Spatial Data Infra...

Spatial Data Infrastructure for Monitoring Development Outcomes in Uganda

This report, part of the Spatial Data Infrastructure for Development (SDI4MDGs) project, draws lessons from international SDI trends to navigate and propose a long-term architecture for a National Spatial Data Infrastructure in Uganda.

SDI has been identified as an effective tool for monitoring development outcomes, including MDGs, in Uganda, this can be best applied by the Land Information Systems, National cadastres, environmental management, the electoral process, education, healthcare, e-government services and transportation planning . Common to programme planning across many of these services is the setting of quantitative and qualitative objectives and regularly measuring progress towards them. There are a number of isolated activities and initiatives in Uganda that are directed to the realization of SDI objectives. These include using GIS tools to collect, analyze and publish data as well as setting up programs.

This study found that most of these SDI related projects are donor funded, therefore, making it important for the government to set up a body that oversees SDI related activities such as monitoring and evaluation of development funds, leadership, legal framework, technology, policy and legislations regarding spatial data in the country.

There are some principles and insights relating to SDI to follow as a result of the lessons learnt.
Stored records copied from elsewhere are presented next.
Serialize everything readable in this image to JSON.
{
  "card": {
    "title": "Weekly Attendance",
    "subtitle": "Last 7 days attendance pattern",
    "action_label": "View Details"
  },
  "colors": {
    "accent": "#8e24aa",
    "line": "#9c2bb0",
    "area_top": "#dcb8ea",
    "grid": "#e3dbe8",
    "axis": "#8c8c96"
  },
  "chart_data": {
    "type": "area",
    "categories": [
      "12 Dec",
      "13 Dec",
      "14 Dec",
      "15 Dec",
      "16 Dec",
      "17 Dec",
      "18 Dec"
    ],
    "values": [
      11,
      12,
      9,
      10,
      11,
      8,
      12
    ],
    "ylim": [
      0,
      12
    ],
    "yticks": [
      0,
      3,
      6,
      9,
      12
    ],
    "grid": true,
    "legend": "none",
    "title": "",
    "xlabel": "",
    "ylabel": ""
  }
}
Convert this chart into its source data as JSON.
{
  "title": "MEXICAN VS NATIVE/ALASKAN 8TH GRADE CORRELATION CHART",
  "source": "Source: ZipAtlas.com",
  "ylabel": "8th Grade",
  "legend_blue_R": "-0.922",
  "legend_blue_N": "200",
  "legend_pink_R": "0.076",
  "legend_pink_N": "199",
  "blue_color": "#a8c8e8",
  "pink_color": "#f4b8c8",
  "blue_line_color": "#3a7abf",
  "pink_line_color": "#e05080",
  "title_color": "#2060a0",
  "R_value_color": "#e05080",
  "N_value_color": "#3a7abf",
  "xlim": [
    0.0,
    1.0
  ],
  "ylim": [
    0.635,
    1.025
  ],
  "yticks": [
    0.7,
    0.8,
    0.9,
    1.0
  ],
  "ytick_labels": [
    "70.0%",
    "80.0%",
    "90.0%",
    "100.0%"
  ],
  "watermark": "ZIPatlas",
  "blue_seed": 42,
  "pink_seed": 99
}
There is particular need to remain sensitive to momentum and ensure SDI implementation sustainability through successive, smaller, “quick win” deliverables. As far as possible, leverage and build on the existing efforts, structures, and institutional arrangements. There is need to be sensitive and have a mitigation plan for technological challenges during the early phases of SDI implementation activities.

While the longer-term architecture and application areas of an SDI will be generic and cross-disciplinary, focus initially on specific application areas that address well-articulated needs. When concrete application areas are absent, SDI initiatives tend to lose traction. A Mitigation plan for technological challenges during the early phases of SDI implementation activities should also be taken care of with legislation as a powerful SDI enabler. All stakeholders therefore, need to be engaged and encouraged to remain at the NSDI table.